Красавица с фиалковыми глазами была одета, можно сказать, нормально, если не считать, что одна половина ее платья была синяя, а другая – зеленая, один чулок черный, а другой темно-желтый. Туфельки, правда, были одинаковые: голубые. Но весь этот цветовой разнобой к ней странным образом шел, настолько прелестна и гармонична была она сама. А вот ее подруга… Густые волосы распущены, в них тут и там воткнуты птичьи – кажется, даже петушиные! – перья, черные и алые, а худенькое, словно бы полудетское тело обмотано серой рыболовной сетью. Под ней явно не было ничего . Я видела – я сама это видела! – как сквозь ячейки сетки торчали соски, сильно подкрашенные алой краской. Где-то читала, что подкрашивать кончики грудей было в обычае у Клеопатры и греческих гетер. Благодарение богу, моя работа приучила меня спокойно относиться к созерцанию нагого тела или его отдельных частей. То есть я смотрела на черноволосую особу снисходительно, чего не скажешь о других. Выглядела она в этом фешенебельном особняке вызывающе-неприлично, и все собравшиеся, даже дамы, глаз не могли оторвать от этих торчащих сосков и вряд ли слышали даже стихи, произносимые высоким, чрезмерно тонким и резким голосом футуристки:
А на солнце – твой лик в разметавшихся змеях…
Тьма нисходит с небес, наготы алчет, просит и жаждет
земля.
Так отдайся же мне, будь раскованной, страстной
и смелой.
Ты и я, ты и я, ты и я…
Потом что-то было про мимозу: мол, душа поэтессы так же нежна и чувствительна, как мимоза, и сжимается от «ветра злобы, что веет меж людей». Толком я ж не запомнила. Да и эти строки непременно забыла бы, когда б не записала их еще тогда в своей дневниковой тетрадке. Я нарочно нашла запись о том дне. Вот она:
«Были с К. у Юс. на чтениях фут-в. Бред и чушь. Хор., что опозд. Одна ф-ка – улыбка, будто цв. Др. – пошл. гетера. Стихи тоже пошл.» .

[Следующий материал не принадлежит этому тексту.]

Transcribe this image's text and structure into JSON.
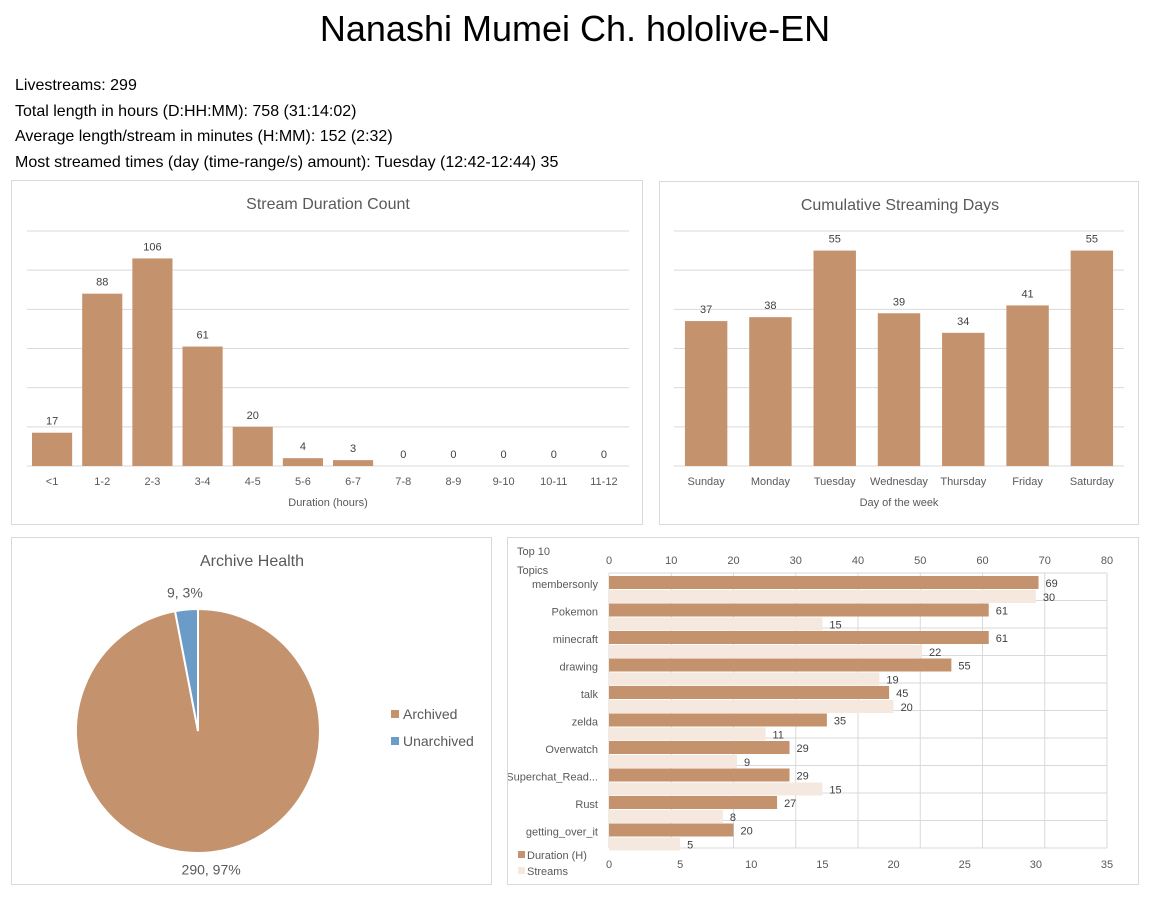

И далее записано это четверостишие.
Смешно – тогда мой дневник пестрел сокращениями, я старалась писать как можно короче, словно куда-то постоянно спешила. И в самом деле, у меня никогда ни на что не хватало времени, я вечно опаздывала, старалась успеть везде: и на службу, и на курсы, и на уроки танцев, и на все литературные вечера, и на выставки, и в библиотеку, и еще старалась помочь Косте выполнить задания…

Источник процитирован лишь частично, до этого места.